I tend to be a late adopter, but when it came to mirrorless, the advantages were too obvious. I jumped within 5 years of their arrival, which is early by my standards.
I regularly point out that it is wrong to think that a DSLR user is 'looking through the lens at the scene itself'. No they don't do that. Just like mirrorless EVF users, DSLR users are looking at a little screen a couple of inches from their eye. The screen is covered in little grounds, which act like pixels and emit light. That's what you are seeing.
Yeahhh, that doesn't happen either. Visual memory is shockingly bad like that. Same goes for audio memory of course: I hope we on ASR are suffering no delusions that we can remember the audio from a live event well enough to compare it to the sound from our speakers later that day at home, in terms of the sound waves themselves. Same issues.
I do! How, you may ask? Well I have these things called eyes, with which I was looking at the subject matter before I raised my camera. The whole notion that I have no absolute reference is not right.
You would actually be better off using a mirrorless camera to do what you are trying to do. You can alternate between looking at the scene with the naked eye, and raising the camera to look at the 'final image' as portrayed in the EVF. No visual memory catastrophe.

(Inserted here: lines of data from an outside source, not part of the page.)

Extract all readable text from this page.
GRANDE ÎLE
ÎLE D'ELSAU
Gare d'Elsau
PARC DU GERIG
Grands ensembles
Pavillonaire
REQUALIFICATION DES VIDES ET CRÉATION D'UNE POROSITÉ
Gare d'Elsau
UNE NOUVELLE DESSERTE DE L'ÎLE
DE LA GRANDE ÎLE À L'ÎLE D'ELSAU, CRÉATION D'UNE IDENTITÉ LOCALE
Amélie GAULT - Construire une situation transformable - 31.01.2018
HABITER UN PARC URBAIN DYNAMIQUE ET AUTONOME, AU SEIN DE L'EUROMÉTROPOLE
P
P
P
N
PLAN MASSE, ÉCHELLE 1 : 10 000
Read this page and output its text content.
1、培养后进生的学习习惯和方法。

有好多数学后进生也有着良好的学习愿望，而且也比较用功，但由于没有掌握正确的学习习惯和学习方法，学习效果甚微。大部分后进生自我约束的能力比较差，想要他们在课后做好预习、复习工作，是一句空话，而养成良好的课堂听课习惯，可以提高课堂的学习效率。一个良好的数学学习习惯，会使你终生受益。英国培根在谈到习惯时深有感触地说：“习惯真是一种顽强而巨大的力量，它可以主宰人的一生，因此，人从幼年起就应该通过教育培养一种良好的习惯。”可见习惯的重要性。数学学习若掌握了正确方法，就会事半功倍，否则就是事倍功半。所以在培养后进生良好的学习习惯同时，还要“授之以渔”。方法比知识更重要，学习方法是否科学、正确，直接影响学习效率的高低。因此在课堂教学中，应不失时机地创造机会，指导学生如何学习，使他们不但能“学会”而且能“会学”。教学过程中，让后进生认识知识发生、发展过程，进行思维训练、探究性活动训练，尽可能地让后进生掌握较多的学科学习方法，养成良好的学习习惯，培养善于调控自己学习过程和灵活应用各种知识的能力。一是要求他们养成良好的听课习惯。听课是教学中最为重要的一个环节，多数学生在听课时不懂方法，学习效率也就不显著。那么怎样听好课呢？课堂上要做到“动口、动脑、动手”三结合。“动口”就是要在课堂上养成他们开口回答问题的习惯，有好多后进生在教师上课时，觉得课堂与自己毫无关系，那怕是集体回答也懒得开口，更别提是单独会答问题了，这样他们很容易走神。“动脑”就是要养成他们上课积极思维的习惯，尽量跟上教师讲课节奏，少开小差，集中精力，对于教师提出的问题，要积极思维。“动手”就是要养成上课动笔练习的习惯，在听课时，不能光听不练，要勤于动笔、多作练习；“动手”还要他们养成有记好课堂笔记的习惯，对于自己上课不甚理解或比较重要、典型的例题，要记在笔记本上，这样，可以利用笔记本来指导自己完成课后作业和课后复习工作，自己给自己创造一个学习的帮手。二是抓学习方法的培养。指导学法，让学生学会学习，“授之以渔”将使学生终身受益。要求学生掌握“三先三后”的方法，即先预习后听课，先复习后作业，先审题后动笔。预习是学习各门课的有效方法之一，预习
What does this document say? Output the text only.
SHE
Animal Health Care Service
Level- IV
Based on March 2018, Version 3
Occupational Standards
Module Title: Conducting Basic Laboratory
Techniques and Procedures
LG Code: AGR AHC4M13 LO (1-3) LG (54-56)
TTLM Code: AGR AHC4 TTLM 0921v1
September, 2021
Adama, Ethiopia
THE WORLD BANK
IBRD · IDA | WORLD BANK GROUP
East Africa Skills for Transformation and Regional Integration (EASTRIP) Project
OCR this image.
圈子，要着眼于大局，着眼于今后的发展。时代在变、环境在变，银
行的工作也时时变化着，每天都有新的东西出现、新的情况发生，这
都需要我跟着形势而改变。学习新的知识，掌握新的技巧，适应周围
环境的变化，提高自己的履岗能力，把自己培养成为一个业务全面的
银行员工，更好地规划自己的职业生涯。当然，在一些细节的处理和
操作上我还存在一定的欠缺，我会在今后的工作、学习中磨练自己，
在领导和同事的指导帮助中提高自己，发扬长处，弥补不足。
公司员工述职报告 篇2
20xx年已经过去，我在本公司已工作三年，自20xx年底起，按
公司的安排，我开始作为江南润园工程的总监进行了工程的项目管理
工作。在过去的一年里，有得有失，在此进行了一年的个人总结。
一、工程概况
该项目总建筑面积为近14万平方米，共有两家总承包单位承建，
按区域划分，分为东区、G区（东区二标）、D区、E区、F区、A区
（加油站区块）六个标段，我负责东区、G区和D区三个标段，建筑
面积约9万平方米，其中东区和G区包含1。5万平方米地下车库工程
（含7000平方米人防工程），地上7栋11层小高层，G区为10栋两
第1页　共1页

Same mistakes here as I noted above.
In fact, there are several important ways that the OVF view is
less realistic than the EVF view. For example lens distortion: it's not in the scene itself, it's not in the final image, but it's in the OVF. Same for lens vignetting: it's not in the scene itself, it's not in the final image, but it's in the OVF. The EVF auto-corrects for these imposed errors and gives us a better representation of what the scene itself looks like
and what the final image looks like.
Plus, in dim lighting, an OVF turns dim compared to reality and sometimes we can't even see what is going on in the scene. An EVF can brighten and provide critical information from the scene that the OVF can't.
The whole idea, that one can't do this as a mirrorless camera user, doesn't hold up.